La chute de Véies et le tunnel d’égout
Un soldat romain s’est glissé dans les égouts d’une ville—et a ouvert les portes d’un siège de dix ans.

Lucas Cranach the Elder — "Johann I (1468–1532), the Constant, Elector of Saxony" (1532–33), public domain
Égouts, pas épées.
Après dix longues années, Rome ne parvenait toujours pas à percer les murs épais de Véies. Alors, raconte la légende, un petit groupe s’est faufilé dans le drain sacré de la ville—la crasse collée à la peau, suffoquant dans l’air vicié—et a émergé dans le temple de Junon.

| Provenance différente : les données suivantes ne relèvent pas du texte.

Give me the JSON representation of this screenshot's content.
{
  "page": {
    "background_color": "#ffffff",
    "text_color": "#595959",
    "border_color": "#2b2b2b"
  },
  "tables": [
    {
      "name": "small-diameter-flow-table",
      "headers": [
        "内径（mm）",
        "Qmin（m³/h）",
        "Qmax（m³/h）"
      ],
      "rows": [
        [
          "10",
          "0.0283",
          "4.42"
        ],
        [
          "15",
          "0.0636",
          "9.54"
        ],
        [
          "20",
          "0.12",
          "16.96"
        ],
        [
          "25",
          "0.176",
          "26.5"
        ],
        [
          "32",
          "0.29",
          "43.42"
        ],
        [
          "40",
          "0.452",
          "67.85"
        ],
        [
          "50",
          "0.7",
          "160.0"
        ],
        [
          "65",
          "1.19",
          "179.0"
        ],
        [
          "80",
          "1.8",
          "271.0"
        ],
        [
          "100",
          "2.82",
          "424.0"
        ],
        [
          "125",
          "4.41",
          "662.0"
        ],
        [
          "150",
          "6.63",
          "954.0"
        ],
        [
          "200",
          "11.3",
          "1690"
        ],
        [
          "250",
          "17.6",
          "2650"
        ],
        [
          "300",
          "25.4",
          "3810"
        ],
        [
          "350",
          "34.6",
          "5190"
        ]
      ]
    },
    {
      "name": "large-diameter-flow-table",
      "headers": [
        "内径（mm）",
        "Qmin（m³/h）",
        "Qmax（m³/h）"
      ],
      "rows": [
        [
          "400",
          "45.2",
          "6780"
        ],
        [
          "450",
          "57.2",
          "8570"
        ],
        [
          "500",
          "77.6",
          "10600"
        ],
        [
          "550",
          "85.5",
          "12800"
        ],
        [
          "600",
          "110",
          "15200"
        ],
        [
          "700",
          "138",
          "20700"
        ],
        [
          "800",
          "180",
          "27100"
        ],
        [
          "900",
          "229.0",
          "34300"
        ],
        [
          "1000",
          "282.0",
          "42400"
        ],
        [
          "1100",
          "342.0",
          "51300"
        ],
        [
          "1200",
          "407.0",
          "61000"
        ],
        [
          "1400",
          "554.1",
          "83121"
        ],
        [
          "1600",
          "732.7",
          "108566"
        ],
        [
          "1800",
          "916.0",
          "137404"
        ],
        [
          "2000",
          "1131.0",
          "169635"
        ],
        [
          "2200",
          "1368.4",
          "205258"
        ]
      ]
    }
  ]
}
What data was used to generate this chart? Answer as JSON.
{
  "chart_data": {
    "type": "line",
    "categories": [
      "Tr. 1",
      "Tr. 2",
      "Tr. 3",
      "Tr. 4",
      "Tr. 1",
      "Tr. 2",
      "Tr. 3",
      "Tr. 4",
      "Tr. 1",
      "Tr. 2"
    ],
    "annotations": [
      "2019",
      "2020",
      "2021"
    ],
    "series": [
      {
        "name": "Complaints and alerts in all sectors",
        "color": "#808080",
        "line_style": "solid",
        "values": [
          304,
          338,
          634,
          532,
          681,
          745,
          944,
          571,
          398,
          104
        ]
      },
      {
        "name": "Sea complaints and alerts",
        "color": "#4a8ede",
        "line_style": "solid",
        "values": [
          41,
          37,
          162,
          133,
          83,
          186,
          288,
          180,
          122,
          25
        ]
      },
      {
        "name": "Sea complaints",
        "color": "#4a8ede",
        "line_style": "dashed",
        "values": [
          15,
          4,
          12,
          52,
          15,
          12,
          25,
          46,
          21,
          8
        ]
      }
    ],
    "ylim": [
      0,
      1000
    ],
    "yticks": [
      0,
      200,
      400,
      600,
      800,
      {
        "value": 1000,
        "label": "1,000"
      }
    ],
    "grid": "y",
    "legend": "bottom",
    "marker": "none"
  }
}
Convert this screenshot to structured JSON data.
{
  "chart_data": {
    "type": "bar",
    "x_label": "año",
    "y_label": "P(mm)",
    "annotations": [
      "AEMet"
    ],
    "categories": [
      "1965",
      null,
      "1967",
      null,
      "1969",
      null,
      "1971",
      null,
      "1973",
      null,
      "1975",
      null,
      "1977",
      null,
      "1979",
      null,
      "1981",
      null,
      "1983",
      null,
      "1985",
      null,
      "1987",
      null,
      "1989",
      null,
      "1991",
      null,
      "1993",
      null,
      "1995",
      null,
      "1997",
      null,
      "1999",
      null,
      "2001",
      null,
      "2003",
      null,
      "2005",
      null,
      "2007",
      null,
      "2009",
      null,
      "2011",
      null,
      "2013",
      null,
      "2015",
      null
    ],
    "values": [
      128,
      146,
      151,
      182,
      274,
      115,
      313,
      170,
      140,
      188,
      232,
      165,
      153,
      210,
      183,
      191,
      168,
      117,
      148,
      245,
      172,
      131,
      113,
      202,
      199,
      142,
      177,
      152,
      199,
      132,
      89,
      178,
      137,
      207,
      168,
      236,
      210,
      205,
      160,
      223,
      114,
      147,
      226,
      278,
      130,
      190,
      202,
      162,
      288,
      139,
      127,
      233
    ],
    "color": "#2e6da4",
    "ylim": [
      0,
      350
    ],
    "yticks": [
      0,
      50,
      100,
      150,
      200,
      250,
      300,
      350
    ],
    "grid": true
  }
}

Une ville tombe par en dessous.
Ils ont rampé jusqu’aux portes, haches en main. Pendant que Véies fêtait une cérémonie, les Romains ont surgi, ouvrant les portes de la ville à leur armée. Livie décrit le chaos : la fête s’est changée en massacre, des siècles de rivalité balayés en une nuit.
Génie ou sacrilège ?
Prendre une ville par les égouts, ce n’était pas juste malin—c’était violer le cœur même de la religion de Véies. Pour Rome, la faveur des dieux comptait autant que la victoire. Parfois, les plus grandes gloires sont aussi les plus sales.
Au lieu d’attaquer de front, Rome a vaincu sa grande rivale par la ruse et la crasse : une poignée d’hommes rampant dans un passage sacré sous la ville.